Depuis au moins une décennie, aussi bien au niveau français qu'européen, les acteurs publics de la recherche scientifique souhaitent développer un politique de mise en accès ouvert, c'est-à-dire gratuit, des travaux de recherche et notamment des articles scientifiques traditionnellement publiés par les éditeurs aussi bien en sciences dites dures (STM ou Sciences, techniques et médecine) qu'en sciences humaines et sociales (SHS). Le développement de ces politiques inquiète les éditeurs alors qu'elle remet en cause leurs modèles économiques.
Dans ce contexte, M. Olivier JAPIOT, président du Conseil supérieur de la propriété littéraire et artistique (CSPLA), a confié à M. Maxime BOUTRON, maître des requêtes au Conseil d'Etat, une mission visant à examiner les conditions du développement de cette politique et ses éventuelles conséquences au regard de la propriété littéraire et artistique.
Les politiques de "'science ouverte' ont pour objectif la diffusion sans entrave des résultats, des méthodes et des produits de la recherche scientifique" indique le CSPLA ; les pouvoirs publics s'intéressant plus particulièrement aux recherches financées sur fonds publics. L'un des principaux instruments aujourd'hui mobilisés au service de la "science ouverte" est l'accès ouvert, ou Open Access, qui consiste à rendre accessible gratuitement les publications scientifiques sur Internet et à faciliter leur exploitation, notamment à des fins de recherche.
La loi pour une République numérique de 2016 avait traduit pour la première fois législativement cette volonté en cherchant à trouver un équilibre entre la nécessité de préserver la viabilité économique des éditeurs et la volonté de développer l'accès ouvert. La loi garantit ainsi le droit des chercheurs à déposer sous forme numérique leurs articles financés majoritairement sur fonds publics dans une archive ouverte à l'expiration d'un délai courant à compter de la date de la première publication de l'article. Il s'agit d'un embargo avant publication en accès gratuit de 6 mois pour les STM et de 12 mois pour les SHS. "La loi préserve par ailleurs les droits d'auteur des chercheurs puisqu'elle leur laisse la liberté de ne pas exercer la faculté de mettre en accès libre leurs articles" rappelle le communiqué du CSPLA.
Alors que cette loi préservait ainsi la liberté des chercheurs, une initiative du ministère de l'enseignement supérieur et de la recherche portée par le Comité pour la science ouverte (COSO) a ravivée l'inquiétude des éditeurs.
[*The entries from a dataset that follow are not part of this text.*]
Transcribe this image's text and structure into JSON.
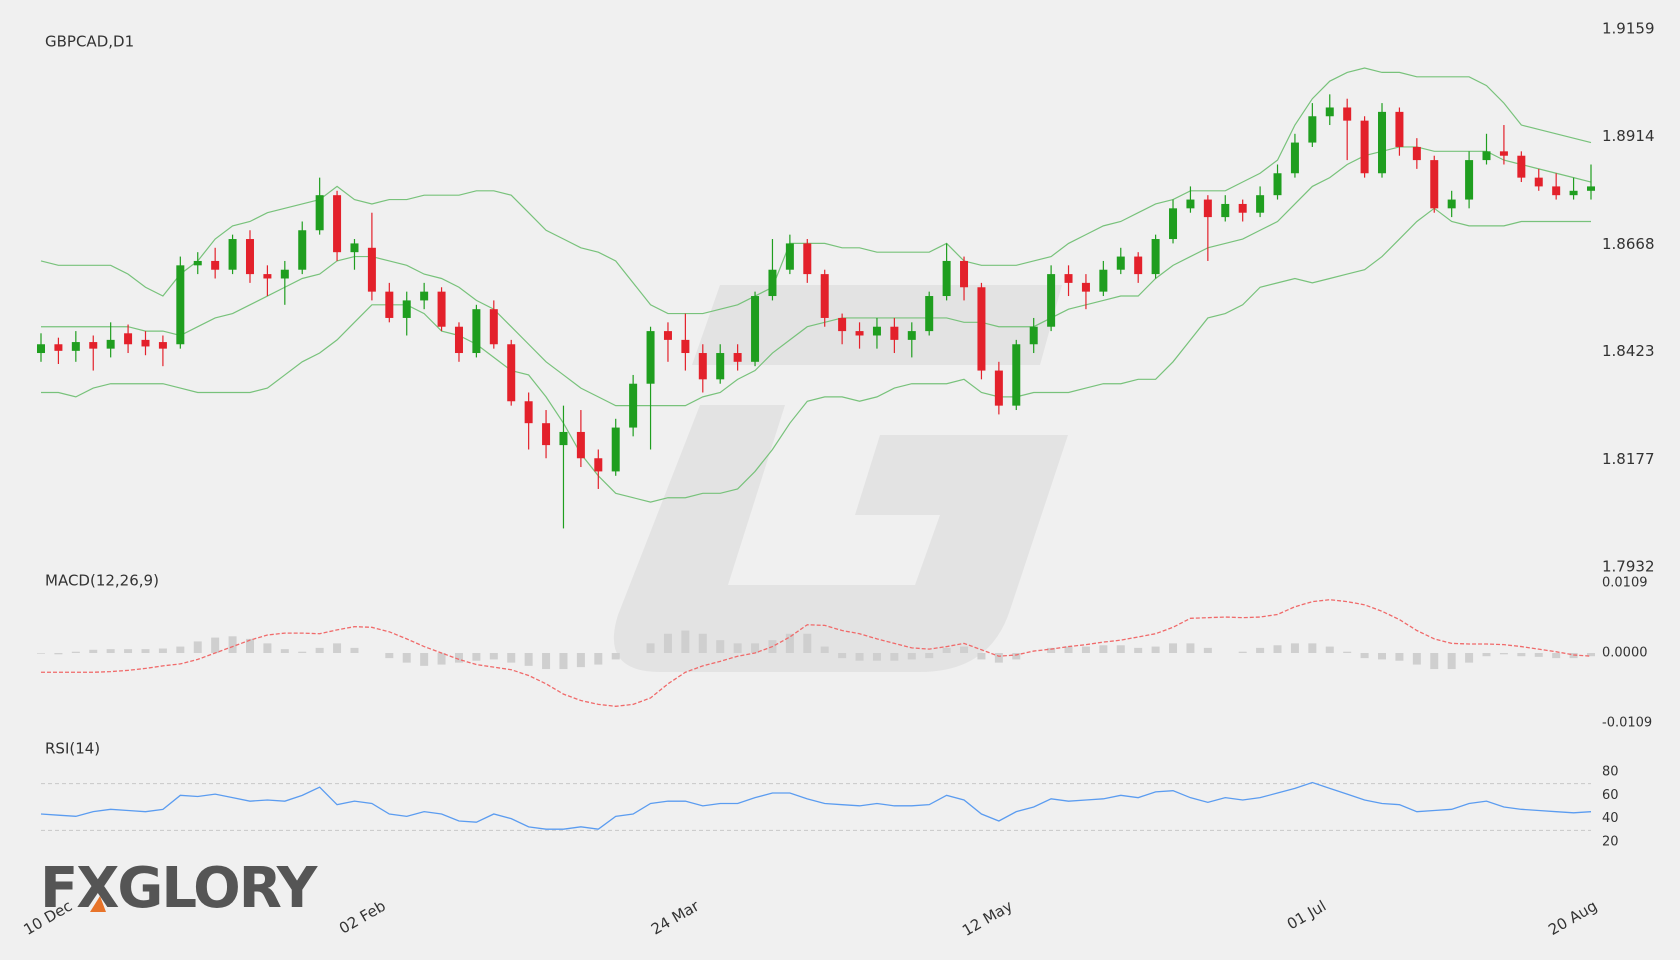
{
  "chart_data": [
    {
      "type": "candlestick",
      "title": "GBPCAD,D1",
      "categories": [
        "10 Dec",
        null,
        null,
        null,
        null,
        null,
        null,
        null,
        null,
        null,
        null,
        null,
        null,
        null,
        null,
        null,
        null,
        null,
        "02 Feb",
        null,
        null,
        null,
        null,
        null,
        null,
        null,
        null,
        null,
        null,
        null,
        null,
        null,
        null,
        null,
        null,
        null,
        "24 Mar",
        null,
        null,
        null,
        null,
        null,
        null,
        null,
        null,
        null,
        null,
        null,
        null,
        null,
        null,
        null,
        null,
        null,
        "12 May",
        null,
        null,
        null,
        null,
        null,
        null,
        null,
        null,
        null,
        null,
        null,
        null,
        null,
        null,
        null,
        null,
        null,
        "01 Jul",
        null,
        null,
        null,
        null,
        null,
        null,
        null,
        null,
        null,
        null,
        null,
        null,
        null,
        null,
        null,
        null,
        "20 Aug"
      ],
      "open": [
        1.842,
        1.844,
        1.8425,
        1.8445,
        1.843,
        1.8465,
        1.845,
        1.8445,
        1.844,
        1.862,
        1.863,
        1.861,
        1.868,
        1.86,
        1.859,
        1.861,
        1.87,
        1.878,
        1.865,
        1.866,
        1.856,
        1.85,
        1.854,
        1.856,
        1.848,
        1.842,
        1.852,
        1.844,
        1.831,
        1.826,
        1.821,
        1.824,
        1.818,
        1.815,
        1.825,
        1.835,
        1.847,
        1.845,
        1.842,
        1.836,
        1.842,
        1.84,
        1.855,
        1.861,
        1.867,
        1.86,
        1.85,
        1.847,
        1.846,
        1.848,
        1.845,
        1.847,
        1.855,
        1.863,
        1.857,
        1.838,
        1.83,
        1.844,
        1.848,
        1.86,
        1.858,
        1.856,
        1.861,
        1.864,
        1.86,
        1.868,
        1.875,
        1.877,
        1.873,
        1.876,
        1.874,
        1.878,
        1.883,
        1.89,
        1.896,
        1.898,
        1.895,
        1.883,
        1.897,
        1.889,
        1.886,
        1.875,
        1.877,
        1.886,
        1.888,
        1.887,
        1.882,
        1.88,
        1.878,
        1.879
      ],
      "high": [
        1.8465,
        1.8455,
        1.847,
        1.846,
        1.849,
        1.8485,
        1.847,
        1.846,
        1.864,
        1.865,
        1.866,
        1.869,
        1.87,
        1.862,
        1.863,
        1.872,
        1.882,
        1.879,
        1.868,
        1.874,
        1.858,
        1.856,
        1.858,
        1.857,
        1.849,
        1.853,
        1.854,
        1.845,
        1.833,
        1.829,
        1.83,
        1.829,
        1.82,
        1.827,
        1.837,
        1.848,
        1.849,
        1.851,
        1.844,
        1.844,
        1.844,
        1.856,
        1.868,
        1.869,
        1.868,
        1.861,
        1.851,
        1.849,
        1.85,
        1.85,
        1.849,
        1.856,
        1.867,
        1.864,
        1.858,
        1.84,
        1.845,
        1.85,
        1.862,
        1.862,
        1.86,
        1.863,
        1.866,
        1.865,
        1.869,
        1.877,
        1.88,
        1.878,
        1.878,
        1.877,
        1.88,
        1.885,
        1.892,
        1.899,
        1.901,
        1.9,
        1.896,
        1.899,
        1.898,
        1.891,
        1.887,
        1.879,
        1.888,
        1.892,
        1.894,
        1.888,
        1.884,
        1.883,
        1.882,
        1.885
      ],
      "low": [
        1.84,
        1.8395,
        1.84,
        1.838,
        1.841,
        1.842,
        1.8415,
        1.839,
        1.843,
        1.86,
        1.859,
        1.86,
        1.858,
        1.855,
        1.853,
        1.86,
        1.869,
        1.863,
        1.861,
        1.854,
        1.849,
        1.846,
        1.852,
        1.847,
        1.84,
        1.841,
        1.843,
        1.83,
        1.82,
        1.818,
        1.802,
        1.816,
        1.811,
        1.814,
        1.823,
        1.82,
        1.84,
        1.838,
        1.833,
        1.835,
        1.838,
        1.839,
        1.854,
        1.86,
        1.858,
        1.848,
        1.844,
        1.843,
        1.843,
        1.842,
        1.841,
        1.846,
        1.854,
        1.854,
        1.836,
        1.828,
        1.829,
        1.842,
        1.847,
        1.855,
        1.852,
        1.855,
        1.86,
        1.858,
        1.859,
        1.867,
        1.874,
        1.863,
        1.872,
        1.872,
        1.873,
        1.877,
        1.882,
        1.889,
        1.894,
        1.886,
        1.882,
        1.882,
        1.887,
        1.884,
        1.874,
        1.873,
        1.875,
        1.885,
        1.885,
        1.881,
        1.879,
        1.877,
        1.877,
        1.877
      ],
      "close": [
        1.844,
        1.8425,
        1.8445,
        1.843,
        1.845,
        1.844,
        1.8435,
        1.843,
        1.862,
        1.863,
        1.861,
        1.868,
        1.86,
        1.859,
        1.861,
        1.87,
        1.878,
        1.865,
        1.867,
        1.856,
        1.85,
        1.854,
        1.856,
        1.848,
        1.842,
        1.852,
        1.844,
        1.831,
        1.826,
        1.821,
        1.824,
        1.818,
        1.815,
        1.825,
        1.835,
        1.847,
        1.845,
        1.842,
        1.836,
        1.842,
        1.84,
        1.855,
        1.861,
        1.867,
        1.86,
        1.85,
        1.847,
        1.846,
        1.848,
        1.845,
        1.847,
        1.855,
        1.863,
        1.857,
        1.838,
        1.83,
        1.844,
        1.848,
        1.86,
        1.858,
        1.856,
        1.861,
        1.864,
        1.86,
        1.868,
        1.875,
        1.877,
        1.873,
        1.876,
        1.874,
        1.878,
        1.883,
        1.89,
        1.896,
        1.898,
        1.895,
        1.883,
        1.897,
        1.889,
        1.886,
        1.875,
        1.877,
        1.886,
        1.888,
        1.887,
        1.882,
        1.88,
        1.878,
        1.879,
        1.88
      ],
      "up_color": "#1f9e1f",
      "down_color": "#e3212b",
      "bands": [
        {
          "color": "#78c27b",
          "values": [
            1.863,
            1.862,
            1.862,
            1.862,
            1.862,
            1.86,
            1.857,
            1.855,
            1.86,
            1.863,
            1.868,
            1.871,
            1.872,
            1.874,
            1.875,
            1.876,
            1.877,
            1.88,
            1.877,
            1.876,
            1.877,
            1.877,
            1.878,
            1.878,
            1.878,
            1.879,
            1.879,
            1.878,
            1.874,
            1.87,
            1.868,
            1.866,
            1.865,
            1.863,
            1.858,
            1.853,
            1.851,
            1.851,
            1.851,
            1.852,
            1.853,
            1.855,
            1.857,
            1.867,
            1.867,
            1.867,
            1.866,
            1.866,
            1.865,
            1.865,
            1.865,
            1.865,
            1.867,
            1.863,
            1.862,
            1.862,
            1.862,
            1.863,
            1.864,
            1.867,
            1.869,
            1.871,
            1.872,
            1.874,
            1.876,
            1.877,
            1.879,
            1.879,
            1.879,
            1.881,
            1.883,
            1.886,
            1.894,
            1.9,
            1.904,
            1.906,
            1.907,
            1.906,
            1.906,
            1.905,
            1.905,
            1.905,
            1.905,
            1.903,
            1.899,
            1.894,
            1.893,
            1.892,
            1.891,
            1.89
          ]
        },
        {
          "color": "#78c27b",
          "values": [
            1.848,
            1.848,
            1.848,
            1.848,
            1.848,
            1.848,
            1.847,
            1.847,
            1.846,
            1.848,
            1.85,
            1.851,
            1.853,
            1.855,
            1.857,
            1.859,
            1.86,
            1.863,
            1.864,
            1.864,
            1.863,
            1.862,
            1.86,
            1.859,
            1.857,
            1.854,
            1.852,
            1.848,
            1.844,
            1.84,
            1.837,
            1.834,
            1.832,
            1.83,
            1.83,
            1.83,
            1.83,
            1.83,
            1.832,
            1.833,
            1.836,
            1.838,
            1.842,
            1.845,
            1.848,
            1.849,
            1.85,
            1.85,
            1.85,
            1.85,
            1.85,
            1.85,
            1.85,
            1.849,
            1.849,
            1.848,
            1.848,
            1.848,
            1.85,
            1.852,
            1.853,
            1.854,
            1.855,
            1.855,
            1.859,
            1.862,
            1.864,
            1.866,
            1.867,
            1.868,
            1.87,
            1.872,
            1.876,
            1.88,
            1.882,
            1.885,
            1.887,
            1.888,
            1.889,
            1.889,
            1.888,
            1.888,
            1.888,
            1.888,
            1.886,
            1.885,
            1.884,
            1.883,
            1.882,
            1.881
          ]
        },
        {
          "color": "#78c27b",
          "values": [
            1.833,
            1.833,
            1.832,
            1.834,
            1.835,
            1.835,
            1.835,
            1.835,
            1.834,
            1.833,
            1.833,
            1.833,
            1.833,
            1.834,
            1.837,
            1.84,
            1.842,
            1.845,
            1.849,
            1.853,
            1.853,
            1.853,
            1.851,
            1.847,
            1.846,
            1.844,
            1.841,
            1.838,
            1.837,
            1.832,
            1.826,
            1.819,
            1.814,
            1.81,
            1.809,
            1.808,
            1.809,
            1.809,
            1.81,
            1.81,
            1.811,
            1.815,
            1.82,
            1.826,
            1.831,
            1.832,
            1.832,
            1.831,
            1.832,
            1.834,
            1.835,
            1.835,
            1.835,
            1.836,
            1.833,
            1.832,
            1.832,
            1.833,
            1.833,
            1.833,
            1.834,
            1.835,
            1.835,
            1.836,
            1.836,
            1.84,
            1.845,
            1.85,
            1.851,
            1.853,
            1.857,
            1.858,
            1.859,
            1.858,
            1.859,
            1.86,
            1.861,
            1.864,
            1.868,
            1.872,
            1.875,
            1.872,
            1.871,
            1.871,
            1.871,
            1.872,
            1.872,
            1.872,
            1.872,
            1.872
          ]
        }
      ],
      "ylim": [
        1.7932,
        1.9159
      ],
      "yticks": [
        1.7932,
        1.8177,
        1.8423,
        1.8668,
        1.8914,
        1.9159
      ]
    },
    {
      "type": "macd",
      "title": "MACD(12,26,9)",
      "histogram": {
        "color": "#cfcfcf",
        "values": [
          -0.0001,
          -0.0002,
          0.0002,
          0.0005,
          0.0006,
          0.0006,
          0.0006,
          0.0007,
          0.001,
          0.0018,
          0.0024,
          0.0026,
          0.0022,
          0.0015,
          0.0006,
          0.0002,
          0.0008,
          0.0015,
          0.0008,
          0,
          -0.0008,
          -0.0015,
          -0.002,
          -0.0018,
          -0.0015,
          -0.0012,
          -0.001,
          -0.0015,
          -0.002,
          -0.0025,
          -0.0025,
          -0.0022,
          -0.0018,
          -0.001,
          0,
          0.0015,
          0.003,
          0.0035,
          0.003,
          0.002,
          0.0015,
          0.0015,
          0.002,
          0.003,
          0.003,
          0.001,
          -0.0008,
          -0.0012,
          -0.0012,
          -0.0012,
          -0.001,
          -0.0008,
          0.0008,
          0.001,
          -0.001,
          -0.0015,
          -0.001,
          0,
          0.0008,
          0.001,
          0.001,
          0.0012,
          0.0012,
          0.0008,
          0.001,
          0.0015,
          0.0015,
          0.0008,
          0,
          0.0002,
          0.0008,
          0.0012,
          0.0015,
          0.0015,
          0.001,
          0.0002,
          -0.0008,
          -0.001,
          -0.0012,
          -0.0018,
          -0.0025,
          -0.0025,
          -0.0015,
          -0.0005,
          -0.0002,
          -0.0005,
          -0.0006,
          -0.0008,
          -0.0008,
          -0.0005
        ]
      },
      "line": {
        "color": "#f06a6a",
        "values": [
          -0.003,
          -0.003,
          -0.003,
          -0.003,
          -0.0029,
          -0.0027,
          -0.0024,
          -0.002,
          -0.0017,
          -0.001,
          0,
          0.001,
          0.002,
          0.0028,
          0.0031,
          0.0031,
          0.003,
          0.0036,
          0.0041,
          0.004,
          0.0033,
          0.0022,
          0.001,
          0,
          -0.001,
          -0.0018,
          -0.0022,
          -0.0026,
          -0.0035,
          -0.0048,
          -0.0064,
          -0.0074,
          -0.008,
          -0.0083,
          -0.008,
          -0.007,
          -0.0048,
          -0.003,
          -0.002,
          -0.0013,
          -0.0005,
          0,
          0.001,
          0.0025,
          0.0044,
          0.0043,
          0.0035,
          0.003,
          0.0022,
          0.0015,
          0.0008,
          0.0006,
          0.001,
          0.0015,
          0.0005,
          -0.0005,
          -0.0003,
          0.0003,
          0.0006,
          0.001,
          0.0013,
          0.0017,
          0.002,
          0.0025,
          0.003,
          0.004,
          0.0054,
          0.0055,
          0.0056,
          0.0055,
          0.0056,
          0.006,
          0.0072,
          0.008,
          0.0083,
          0.008,
          0.0075,
          0.0065,
          0.0052,
          0.0035,
          0.0022,
          0.0015,
          0.0014,
          0.0014,
          0.0013,
          0.001,
          0.0006,
          0.0002,
          -0.0003,
          -0.0005
        ]
      },
      "ylim": [
        -0.0109,
        0.0109
      ],
      "yticks": [
        -0.0109,
        {
          "value": 0,
          "label": "0.0000"
        },
        0.0109
      ]
    },
    {
      "type": "line",
      "title": "RSI(14)",
      "color": "#5b9cf0",
      "values": [
        44,
        43,
        42,
        46,
        48,
        47,
        46,
        48,
        60,
        59,
        61,
        58,
        55,
        56,
        55,
        60,
        67,
        52,
        55,
        53,
        44,
        42,
        46,
        44,
        38,
        37,
        44,
        40,
        33,
        31,
        31,
        33,
        31,
        42,
        44,
        53,
        55,
        55,
        51,
        53,
        53,
        58,
        62,
        62,
        57,
        53,
        52,
        51,
        53,
        51,
        51,
        52,
        60,
        56,
        44,
        38,
        46,
        50,
        57,
        55,
        56,
        57,
        60,
        58,
        63,
        64,
        58,
        54,
        58,
        56,
        58,
        62,
        66,
        71,
        66,
        61,
        56,
        53,
        52,
        46,
        47,
        48,
        53,
        55,
        50,
        48,
        47,
        46,
        45,
        46
      ],
      "levels": [
        30,
        70
      ],
      "ylim": [
        20,
        80
      ],
      "yticks": [
        20,
        40,
        60,
        80
      ]
    }
  ],
  "logo": "FXGLORY"
}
En juillet dernier, le COSO a commencé à promouvoir auprès des chercheurs une stratégie de non-cession des droits sur les publications scientifiques. Il s'agit d'appliquer une licence libre (généralement une licence Creative Commons CC-BY) au manuscrit soumis à l'éditeur ainsi qu'à "toutes ses versions successives jusqu'au manuscrit auteur accepté pour publication". L'application de cette licence permet alors la diffusion immédiatement, sans respecter les embargos de 6 et 12 mois, de la dernière version du manuscrit dans une archive ouverte en accès libre. La dernière version du manuscrit est celle acceptée par l'éditeur qui a organisé le travail d'évaluation et de révision par les pairs et va permettre de valoriser l'article en l'associant au titre de la publication et à la marque de l'éditeur.
Dans ce contexte, la mission confiée à M. BOUTRON sur la politique d'accès ouvert vise à "examiner les modalités de mise en œuvre du cadre législatif et règlementaire actuel, d'analyser les propositions d'évolution de ce cadre qui sont actuellement avancées, en France ou au niveau de l'Union européenne, et d'évaluer leurs conséquences sur la propriété littéraire et artistique, et notamment sur la possibilité pour les auteurs chercheurs de maîtriser la forme sous laquelle leurs publications sont rendues disponibles".
Rappelons que le médiateur du livre Jean-Philippe MOCHON a rendu public un projet d'avis sur l'édition scientifique 'cf. CP du 14/03/2022) et que l'Office parlementaire d'évaluation des choix scientifiques et technologiques (OPECST) a adopté un rapport sur le sujet (cf. CP du 11/03/2022) intitulé "Pour une science ouverte réaliste, équilibrée et respectueuse de la liberté académique".
Ancien directeur financier et juridique au Centre national du cinéma et de l'image animée (CNC) et ancien directeur adjoint au cabinet de M. Christian ECKERT, secrétaire d'Etat chargé du Budget et des Comptes publics), M. Maxime BOUTRON sera assisté d'un rapporteur en la personne de M. Alexandre TREMOLIERE, maître des requêtes au Conseil d'Etat, ancien conseiller pour les questions juridiques au Secrétariat général des affaires européennes (SGAE). Ils devront rendre leur rapport "d'ici la fin de l'année 2023".